4 septembre 2007

Opel E-Flex, le concept de véhicule multi-énergie de demain

Opel E-Flex

Il est fort probable que le véhicule de demain soit multi-énergie, avec des sources énergétiques différentes selon les continents. C’est à partir de ce constat que General Motors a développé l’E-Flex, une voiture de milieu de gamme qui est à la fois électrique, pour une utilisation urbaine, et thermique pour des longs parcours. Ne serait-il pas mieux de proposer deux véhicules mieux adaptés à chaque emploi spécifique ? « Nous ne croyons pas au véhicule dédié. Toutes les expériences passées ont montré que cela ne marchait pas » nous a répondu Benoit Schlumberger, Global Compact Segment Director.

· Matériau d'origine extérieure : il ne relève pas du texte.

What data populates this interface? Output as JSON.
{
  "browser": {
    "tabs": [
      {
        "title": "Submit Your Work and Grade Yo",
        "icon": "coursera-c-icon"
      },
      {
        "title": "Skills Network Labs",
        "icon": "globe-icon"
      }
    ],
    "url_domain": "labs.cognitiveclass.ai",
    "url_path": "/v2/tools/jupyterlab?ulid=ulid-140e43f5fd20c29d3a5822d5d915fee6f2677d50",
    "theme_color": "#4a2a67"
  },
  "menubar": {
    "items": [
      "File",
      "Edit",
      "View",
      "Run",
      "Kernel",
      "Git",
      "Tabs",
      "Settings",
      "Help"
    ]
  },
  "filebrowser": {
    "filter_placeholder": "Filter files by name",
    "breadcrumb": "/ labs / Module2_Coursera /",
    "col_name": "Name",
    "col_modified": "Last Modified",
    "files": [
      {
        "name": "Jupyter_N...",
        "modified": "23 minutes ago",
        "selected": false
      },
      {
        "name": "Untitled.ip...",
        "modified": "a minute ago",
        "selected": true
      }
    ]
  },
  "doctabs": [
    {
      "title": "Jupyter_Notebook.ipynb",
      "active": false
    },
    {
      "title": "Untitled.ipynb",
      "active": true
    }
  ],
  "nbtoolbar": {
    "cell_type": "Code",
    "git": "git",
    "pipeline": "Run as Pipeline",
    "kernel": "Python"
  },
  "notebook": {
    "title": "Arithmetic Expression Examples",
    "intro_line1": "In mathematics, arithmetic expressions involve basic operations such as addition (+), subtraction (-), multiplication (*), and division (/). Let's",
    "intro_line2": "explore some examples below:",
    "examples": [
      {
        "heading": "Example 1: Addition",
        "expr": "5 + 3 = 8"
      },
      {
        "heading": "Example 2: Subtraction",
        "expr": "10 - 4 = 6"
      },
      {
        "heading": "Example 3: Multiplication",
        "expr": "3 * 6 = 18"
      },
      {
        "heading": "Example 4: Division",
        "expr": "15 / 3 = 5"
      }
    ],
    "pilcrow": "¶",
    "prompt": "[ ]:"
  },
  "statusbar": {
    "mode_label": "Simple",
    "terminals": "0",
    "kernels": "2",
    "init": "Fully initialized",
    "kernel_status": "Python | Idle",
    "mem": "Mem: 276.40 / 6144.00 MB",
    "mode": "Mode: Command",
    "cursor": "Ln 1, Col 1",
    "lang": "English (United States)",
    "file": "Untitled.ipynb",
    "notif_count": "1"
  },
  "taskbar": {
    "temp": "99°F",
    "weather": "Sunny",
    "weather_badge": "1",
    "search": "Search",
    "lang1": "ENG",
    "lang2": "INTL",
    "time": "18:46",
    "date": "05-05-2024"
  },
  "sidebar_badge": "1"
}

L’E-Flex est équipé d’une batterie lithium-ion de grande capacité, 16 kWh, et refroidi par eau. Elle est placée dans le tunnel central. Un moteur électrique sur l’essieu avant développe 120 kW (163 ch) et 370 Nm en pointe. Cet équipement est capable de déplacer le véhicule jusqu’à sa vitesse maxi et son autonomie est de 55 km selon le cycle mixte CEE. L’E-Flex est aussi doté d’un moteur thermique qui entraîne un générateur de 53 kW pour recharger la batterie. Son montage en série dans la chaîne cinématique n’est pas idéal au point de vu rendement, mais il permet la récupération de l’énergie au freinage. Sa consommation en cycle mixte serait de 3,4 l/100 km et son autonomie de 775 km. Le type de moteur s’adapte à la demande du marché local : 1.0 essence 3 cylindres ou 1.3 CDTI bio-Diesel. Le véhicule dispose aussi d’un branchement 220 volts permettant une recharge lors d’un stationnement. A la place d’un moteur thermique, une pile à combustible est aussi prévue, les réservoirs d’hydrogène étant logés à l’arrière du châssis.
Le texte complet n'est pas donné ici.